Zwischen 1949 und 2017 keine Nazis im Deutschen Bundestag?

Dafür erklärte Jan Böhmermann im Jahr 2017 deutlich und unmissverständlich, dass zwischen 1949 und 2017 keine Nazis im Deutschen Bundestag gesessen hätten, denn er sprach von den ersten Nazis seit Kriegsende. Das stimmt jedoch nicht!

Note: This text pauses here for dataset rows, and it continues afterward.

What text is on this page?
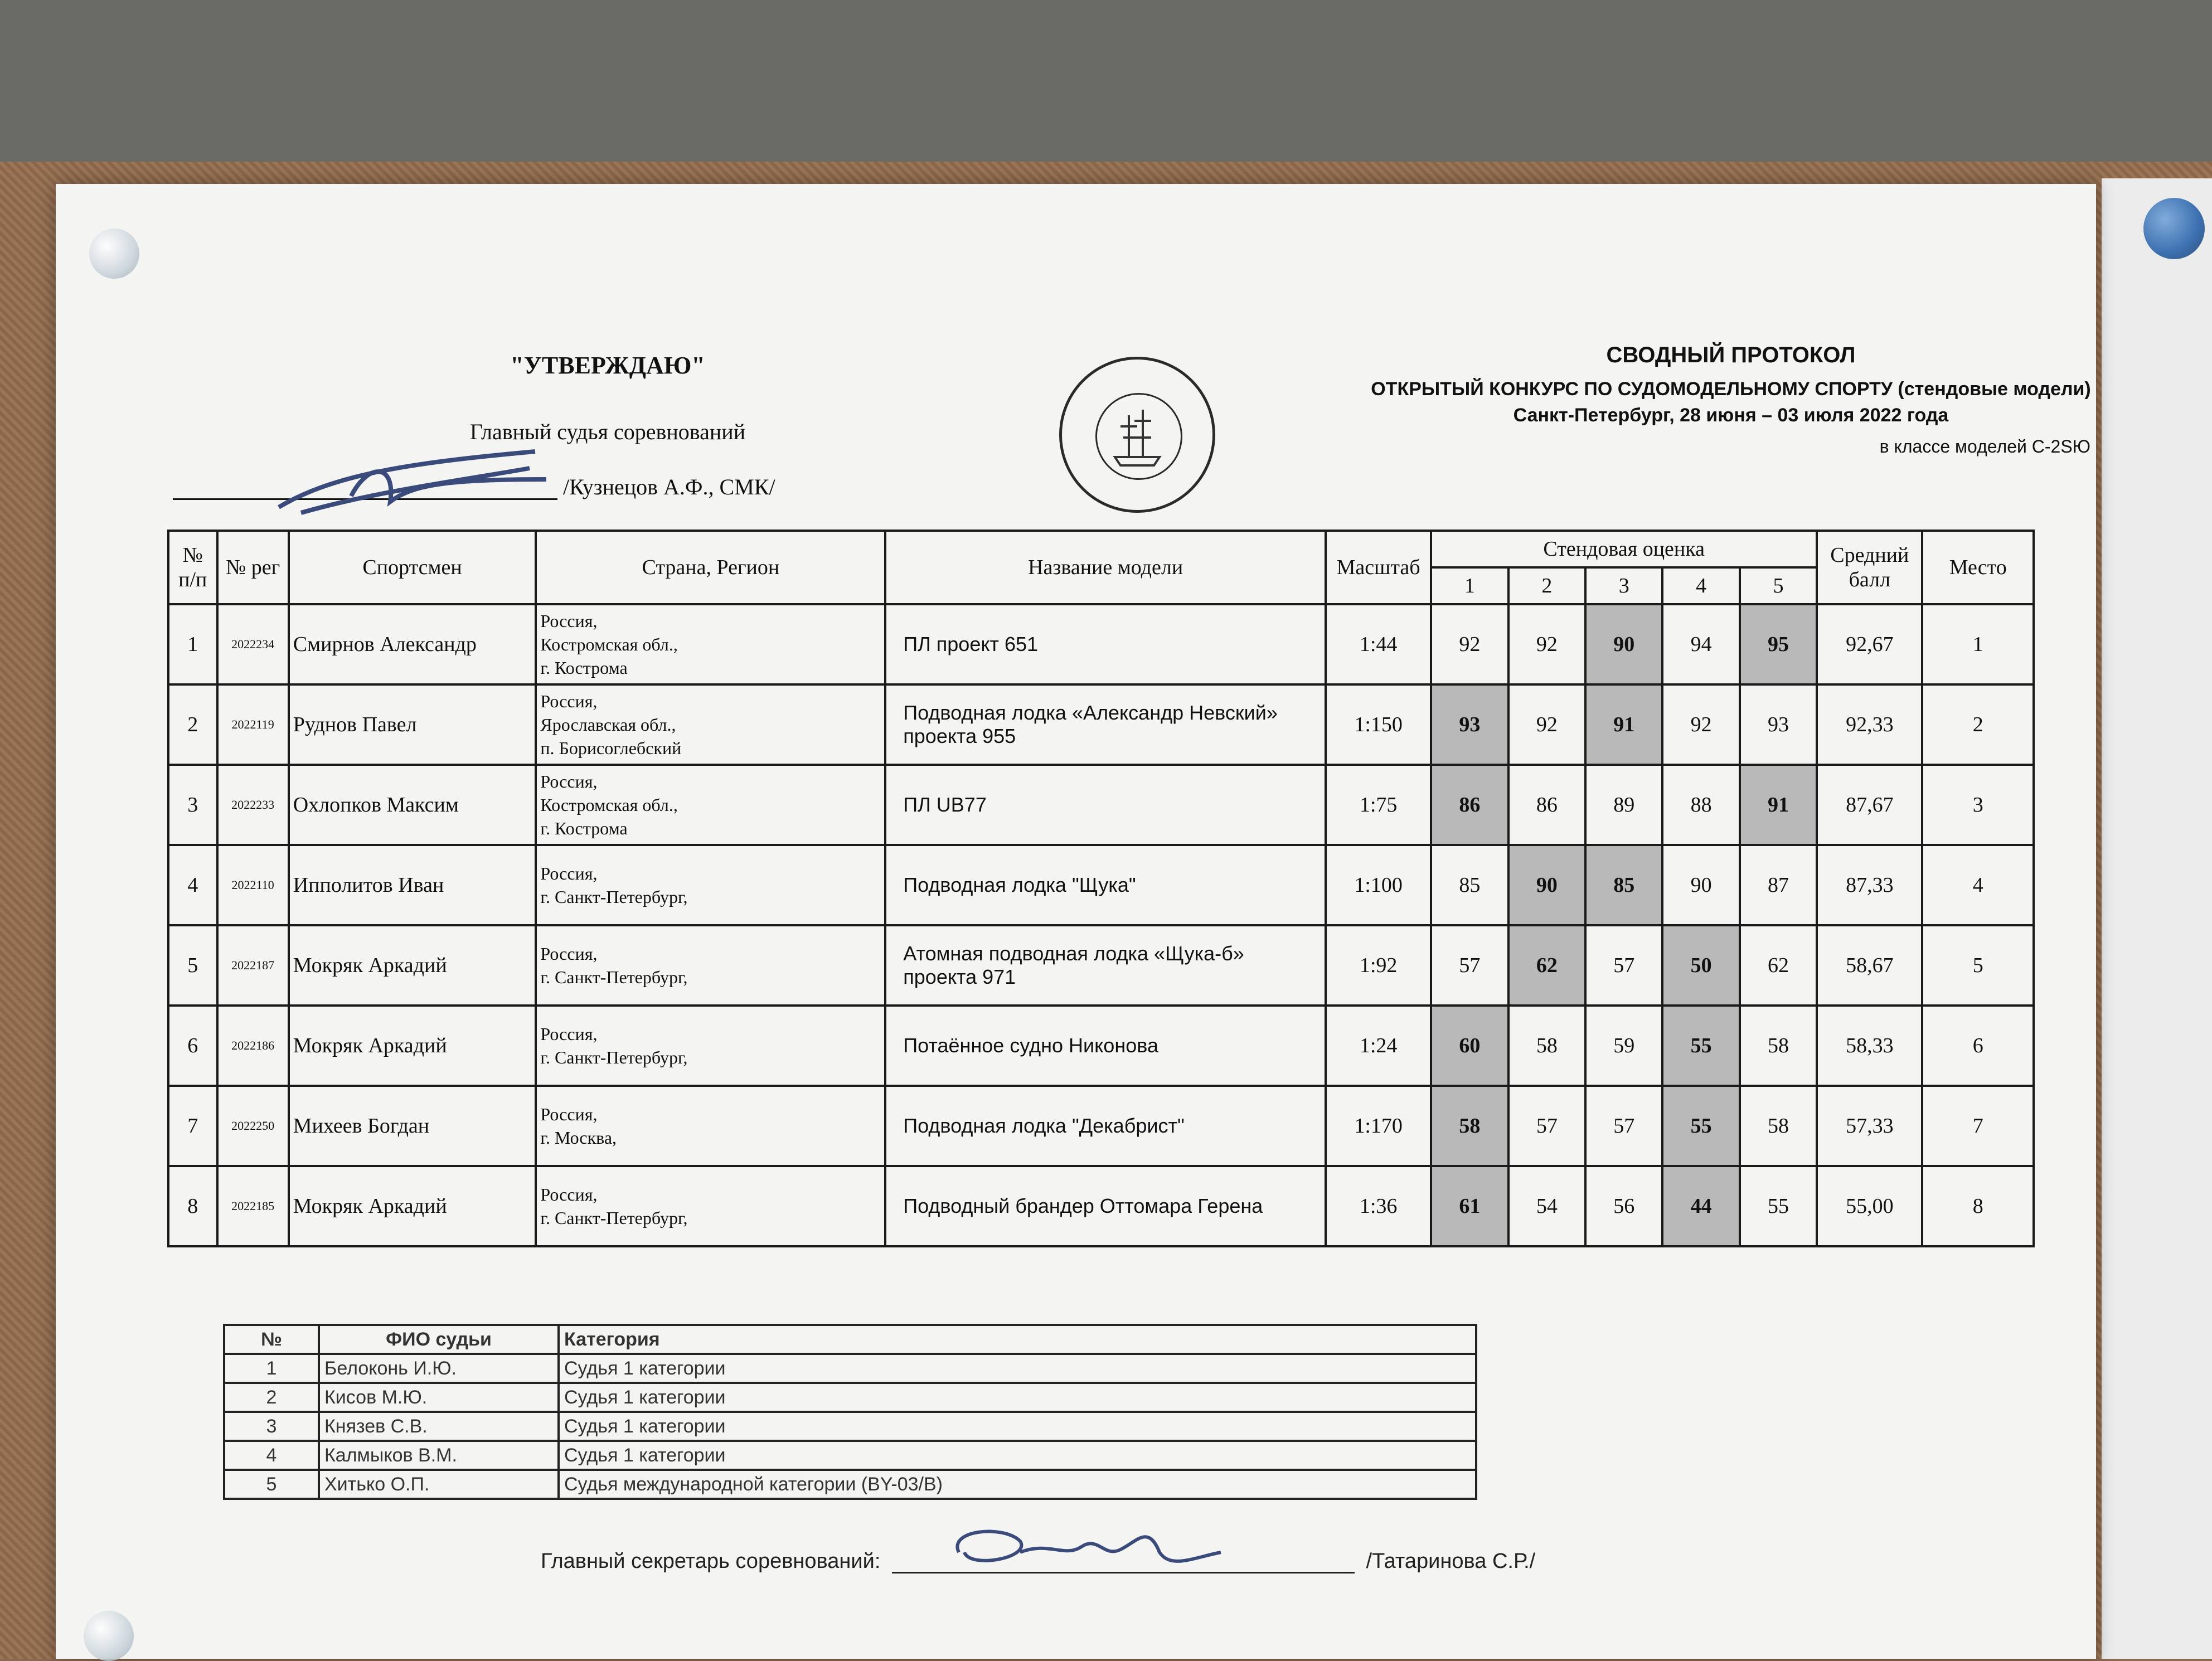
"УТВЕРЖДАЮ"
Главный судья соревнований
/Кузнецов А.Ф., СМК/
СВОДНЫЙ ПРОТОКОЛ
ОТКРЫТЫЙ КОНКУРС ПО СУДОМОДЕЛЬНОМУ СПОРТУ (стендовые модели)
Санкт-Петербург, 28 июня – 03 июля 2022 года
в классе моделей С-2SЮ
№ п/п	№ рег	Спортсмен	Страна, Регион	Название модели	Масштаб	Стендовая оценка					Средний балл	Место
						1	2	3	4	5		
1	2022234	Смирнов Александр	Россия,
Костромская обл.,
г. Кострома	ПЛ проект 651	1:44	92	92	90	94	95	92,67	1
2	2022119	Руднов Павел	Россия,
Ярославская обл.,
п. Борисоглебский	Подводная лодка «Александр Невский» проекта 955	1:150	93	92	91	92	93	92,33	2
3	2022233	Охлопков Максим	Россия,
Костромская обл.,
г. Кострома	ПЛ UB77	1:75	86	86	89	88	91	87,67	3
4	2022110	Ипполитов Иван	Россия,
г. Санкт-Петербург,	Подводная лодка "Щука"	1:100	85	90	85	90	87	87,33	4
5	2022187	Мокряк Аркадий	Россия,
г. Санкт-Петербург,	Атомная подводная лодка «Щука-б» проекта 971	1:92	57	62	57	50	62	58,67	5
6	2022186	Мокряк Аркадий	Россия,
г. Санкт-Петербург,	Потаённое судно Никонова	1:24	60	58	59	55	58	58,33	6
7	2022250	Михеев Богдан	Россия,
г. Москва,	Подводная лодка "Декабрист"	1:170	58	57	57	55	58	57,33	7
8	2022185	Мокряк Аркадий	Россия,
г. Санкт-Петербург,	Подводный брандер Оттомара Герена	1:36	61	54	56	44	55	55,00	8
№	ФИО судьи	Категория
1	Белоконь И.Ю.	Судья 1 категории
2	Кисов М.Ю.	Судья 1 категории
3	Князев С.В.	Судья 1 категории
4	Калмыков В.М.	Судья 1 категории
5	Хитько О.П.	Судья международной категории (BY-03/B)
Главный секретарь соревнований:	/Татаринова С.Р./
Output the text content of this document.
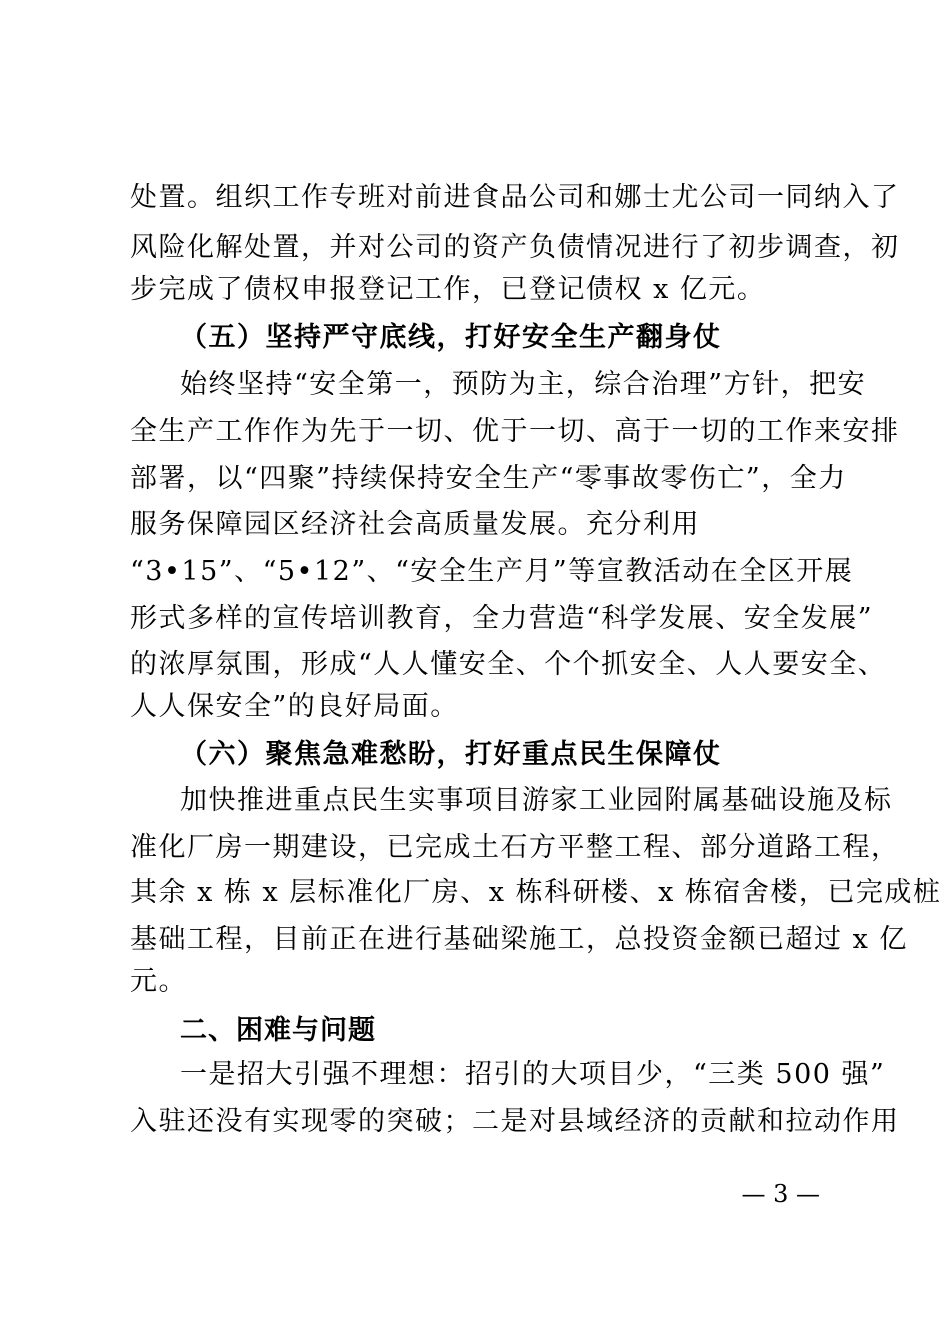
处置。组织工作专班对前进食品公司和娜士尤公司一同纳入了
风险化解处置，并对公司的资产负债情况进行了初步调查，初
步完成了债权申报登记工作，已登记债权 x 亿元。
（五）坚持严守底线，打好安全生产翻身仗
始终坚持“安全第一，预防为主，综合治理”方针，把安
全生产工作作为先于一切、优于一切、高于一切的工作来安排
部署，以“四聚”持续保持安全生产“零事故零伤亡”，全力
服务保障园区经济社会高质量发展。充分利用
“3•15”、“5•12”、“安全生产月”等宣教活动在全区开展
形式多样的宣传培训教育，全力营造“科学发展、安全发展”
的浓厚氛围，形成“人人懂安全、个个抓安全、人人要安全、
人人保安全”的良好局面。
（六）聚焦急难愁盼，打好重点民生保障仗
加快推进重点民生实事项目游家工业园附属基础设施及标
准化厂房一期建设，已完成土石方平整工程、部分道路工程，
其余 x 栋 x 层标准化厂房、x 栋科研楼、x 栋宿舍楼，已完成桩
基础工程，目前正在进行基础梁施工，总投资金额已超过 x 亿
元。
二、困难与问题
一是招大引强不理想：招引的大项目少，“三类 500 强”
入驻还没有实现零的突破；二是对县域经济的贡献和拉动作用
— 3 —
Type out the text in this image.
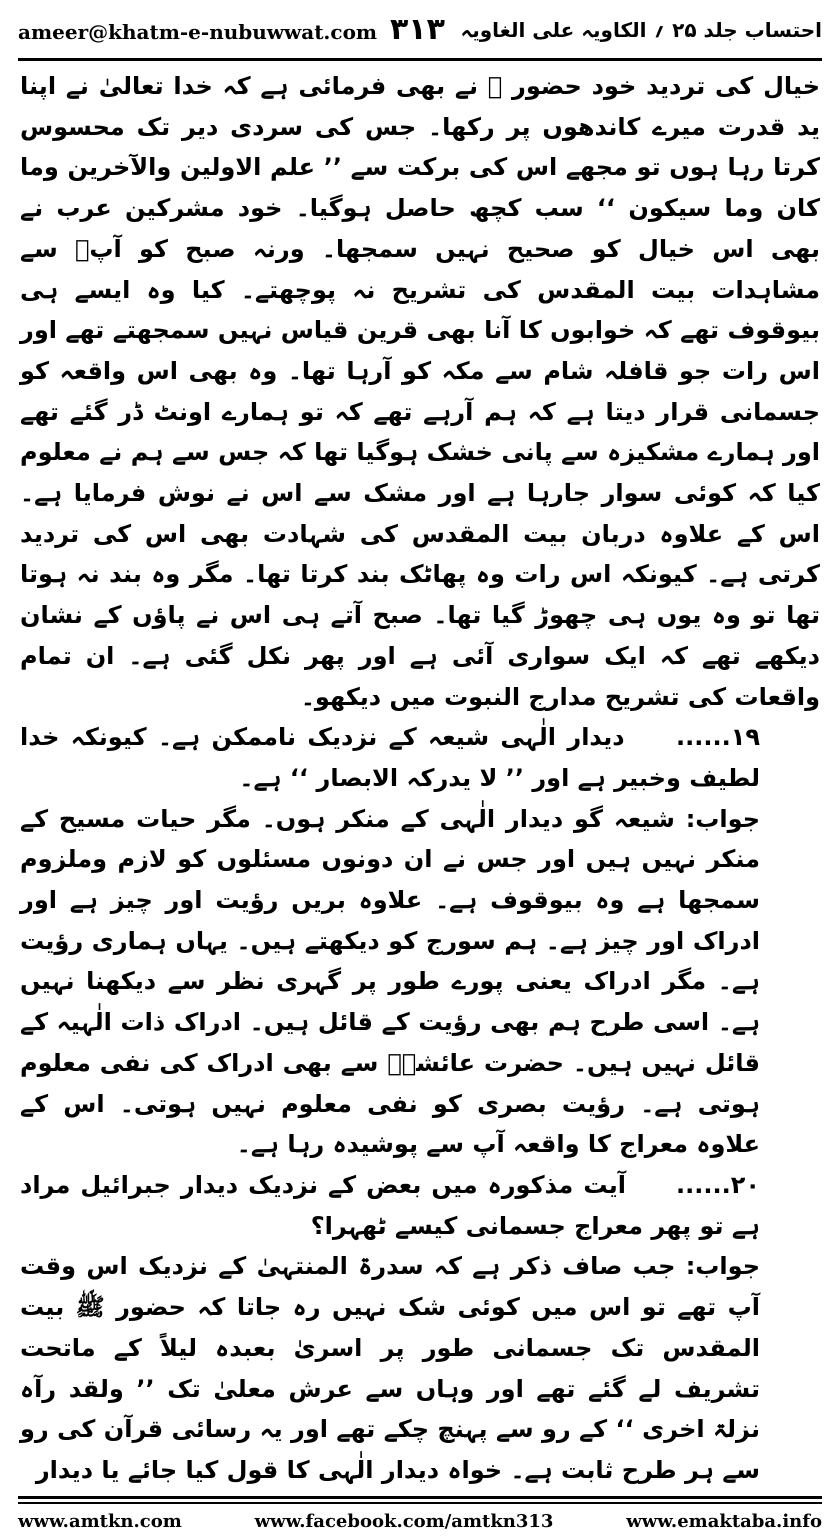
ameer@khatm-e-nubuwwat.com ۳۱۳ احتساب جلد ۲۵ ؍ الکاویہ علی الغاویہ

خیال کی تردید خود حضور ﷺ نے بھی فرمائی ہے کہ خدا تعالیٰ نے اپنا ید قدرت میرے کاندھوں پر رکھا۔ جس کی سردی دیر تک محسوس کرتا رہا ہوں تو مجھے اس کی برکت سے ’’ علم الاولین والآخرین وما کان وما سیکون ‘‘ سب کچھ حاصل ہوگیا۔ خود مشرکین عرب نے بھی اس خیال کو صحیح نہیں سمجھا۔ ورنہ صبح کو آپؐ سے مشاہدات بیت المقدس کی تشریح نہ پوچھتے۔ کیا وہ ایسے ہی بیوقوف تھے کہ خوابوں کا آنا بھی قرین قیاس نہیں سمجھتے تھے اور اس رات جو قافلہ شام سے مکہ کو آرہا تھا۔ وہ بھی اس واقعہ کو جسمانی قرار دیتا ہے کہ ہم آرہے تھے کہ تو ہمارے اونٹ ڈر گئے تھے اور ہمارے مشکیزہ سے پانی خشک ہوگیا تھا کہ جس سے ہم نے معلوم کیا کہ کوئی سوار جارہا ہے اور مشک سے اس نے نوش فرمایا ہے۔ اس کے علاوہ دربان بیت المقدس کی شہادت بھی اس کی تردید کرتی ہے۔ کیونکہ اس رات وہ پھاٹک بند کرتا تھا۔ مگر وہ بند نہ ہوتا تھا تو وہ یوں ہی چھوڑ گیا تھا۔ صبح آتے ہی اس نے پاؤں کے نشان دیکھے تھے کہ ایک سواری آئی ہے اور پھر نکل گئی ہے۔ ان تمام واقعات کی تشریح مدارج النبوت میں دیکھو۔

۱۹...... دیدار الٰہی شیعہ کے نزدیک ناممکن ہے۔ کیونکہ خدا لطیف وخبیر ہے اور ’’ لا یدرکہ الابصار ‘‘ ہے۔

جواب: شیعہ گو دیدار الٰہی کے منکر ہوں۔ مگر حیات مسیح کے منکر نہیں ہیں اور جس نے ان دونوں مسئلوں کو لازم وملزوم سمجھا ہے وہ بیوقوف ہے۔ علاوہ بریں رؤیت اور چیز ہے اور ادراک اور چیز ہے۔ ہم سورج کو دیکھتے ہیں۔ یہاں ہماری رؤیت ہے۔ مگر ادراک یعنی پورے طور پر گہری نظر سے دیکھنا نہیں ہے۔ اسی طرح ہم بھی رؤیت کے قائل ہیں۔ ادراک ذات الٰہیہ کے قائل نہیں ہیں۔ حضرت عائشہؓ سے بھی ادراک کی نفی معلوم ہوتی ہے۔ رؤیت بصری کو نفی معلوم نہیں ہوتی۔ اس کے علاوہ معراج کا واقعہ آپ سے پوشیدہ رہا ہے۔

۲۰...... آیت مذکورہ میں بعض کے نزدیک دیدار جبرائیل مراد ہے تو پھر معراج جسمانی کیسے ٹھہرا؟

جواب: جب صاف ذکر ہے کہ سدرۃ المنتہیٰ کے نزدیک اس وقت آپ تھے تو اس میں کوئی شک نہیں رہ جاتا کہ حضور ﷺ بیت المقدس تک جسمانی طور پر اسریٰ بعبدہ لیلاً کے ماتحت تشریف لے گئے تھے اور وہاں سے عرش معلیٰ تک ’’ ولقد رآہ نزلۃ اخری ‘‘ کے رو سے پہنچ چکے تھے اور یہ رسائی قرآن کی رو سے ہر طرح ثابت ہے۔ خواہ دیدار الٰہی کا قول کیا جائے یا دیدار

www.amtkn.com	www.facebook.com/amtkn313	www.emaktaba.info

Von 1949 bis 1960 war die Deutsche Partei (DP) an der Bundesregierung beteiligt, und viele Mitglieder der DP waren vorher Mitglieder der NSDAP gewesen, zum Beispiel Richard Langeheine und Hans-Christoph Seebohm. Letzterer war von 1949 bis 1966 Bundesminister für Verkehr. Bis 1960 war er Mitglied der DP, dann wechselte er zur CDU. Im Jahr 1941 wurde er Vorsitzender des von ihm mitgegründeten Aufsichtsrats Egerländer Bergbau AG, die als „Auffanggesellschaft“ eigens zur Übernahme „arisierten“ Eigentums gegründet wurde und sich bis zu deren Verkauf in Reichsbesitz befand. Ab 1949 erklärte er, das Grundgesetz sei den Deutschen von den Alliierten aufgezwungen worden. Er sprach zudem von einer Sozialdemokratie mit „asiatischen Wurzeln“, die nicht zum Deutschtum führen könnten.

Auch in anderen Parteien gab es ehemalige Mitglieder der NSDAP. Der bekannteste unter ihnen ist der CDU-Politiker Kurt Georg Kiesinger. Er wurde im Jahr 1966 von der CDU und der SPD zum dritten Bundeskanzler der Bundesrepublik gewählt. Im Jahr 1933 trat er der NSDAP bei und arbeitete ab 1940 als Angestellter im Auswärtigen Amt der Nazis. In dieser Funktion war er für das Reichspropagandaministerium direkt für die Beeinflussung des ausländischen Rundfunks verantwortlich. Um auf diese nationalsozialistische Vergangenheit hinzuweisen, initiierte die Journalistin Beate Klarsfeld damals eine Kampagne mit verschiedenen öffentlichen Aktionen. Am 2. April 1968 rief sie im Bonner Bundestag von der Besuchertribüne „Nazi, tritt zurück!“ Während des CDU-Parteitags in Berlin am 7. November 1968 bestieg Klarsfeld das Podium der Berliner Kongresshalle, ohrfeigte Kiesinger und rief: „Nazi, Nazi, Nazi!“

Böhmermann leugnet die Nazivergangenheit der Bundesrepublik

Indem Jan Böhmermann im Jahr 2017 behauptete, in der Zeit, wo Kiesinger Kanzler war, aber auch in den Jahren darauf, hätte es keinen Nazi im deutschen Parlament gegeben, leugnete er den Fakt, dass es sehr wohl Nazis im Parlament der Bundesrepublik gab. 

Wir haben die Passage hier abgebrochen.